Can someone please help with the below:
- Is the approach used in the code snippet the right way to access Doris (create catalog, tables and insert)?
- How to create Doris catalog/table from Flink and access it (any sample code or documentation would be helpful)

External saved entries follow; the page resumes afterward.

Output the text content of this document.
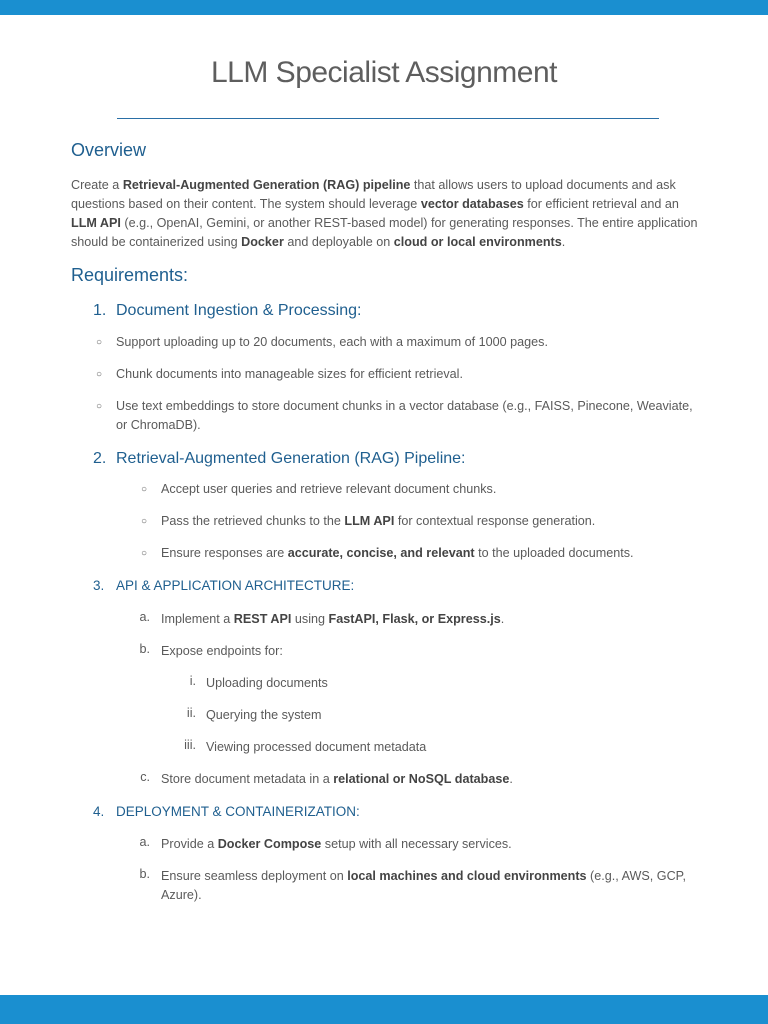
LLM Specialist Assignment
Overview

Create a Retrieval-Augmented Generation (RAG) pipeline that allows users to upload documents and ask questions based on their content. The system should leverage vector databases for efficient retrieval and an LLM API (e.g., OpenAI, Gemini, or another REST-based model) for generating responses. The entire application should be containerized using Docker and deployable on cloud or local environments.

Requirements:
1. Document Ingestion & Processing:
○ Support uploading up to 20 documents, each with a maximum of 1000 pages.
○ Chunk documents into manageable sizes for efficient retrieval.
○ Use text embeddings to store document chunks in a vector database (e.g., FAISS, Pinecone, Weaviate, or ChromaDB).
2. Retrieval-Augmented Generation (RAG) Pipeline:
○ Accept user queries and retrieve relevant document chunks.
○ Pass the retrieved chunks to the LLM API for contextual response generation.
○ Ensure responses are accurate, concise, and relevant to the uploaded documents.
3. API & APPLICATION ARCHITECTURE:
a. Implement a REST API using FastAPI, Flask, or Express.js.
b. Expose endpoints for:
i. Uploading documents
ii. Querying the system
iii. Viewing processed document metadata
c. Store document metadata in a relational or NoSQL database.
4. DEPLOYMENT & CONTAINERIZATION:
a. Provide a Docker Compose setup with all necessary services.
b. Ensure seamless deployment on local machines and cloud environments (e.g., AWS, GCP, Azure).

- Any prerequisites have been missed?
create catalog syntax is incorrect. WITH should be PROPERTIES you need to specify jdbc_url & driver_url
something like this CREATE CATALOG demo_catalog PROPERTIES('type' = 'jdbc', 'default-database' = 'db_test', 'username' = 'root', 'password' = '', 'jdbc_url' = 'jdbc:mysql://10.0.2.15:9030', 'driver_url' = 'mysql-connector-java-8.0.25.jar');
refer to this for details https://doris.apache.org/docs/dev/sql-manual/sql-reference/Data-Definition-Statements/Create/CREATE-CATALOG/ https://doris.apache.org/docs/dev/lakehouse/multi-catalog/jdbc/
@rohitrs1983 - thanks for the suggestion, I tried your suggestion, getting the SQL parser exception as below:
Exception in thread "main" org.apache.flink.table.api.SqlParserException: SQL parse failed. Encountered "PROPERTIES" at line 1, column 21.
Was expecting one of:
<EOF>
"WITH" ...
";" ...
I think - how Flink SQL parser supposed to know Doris specific DDL!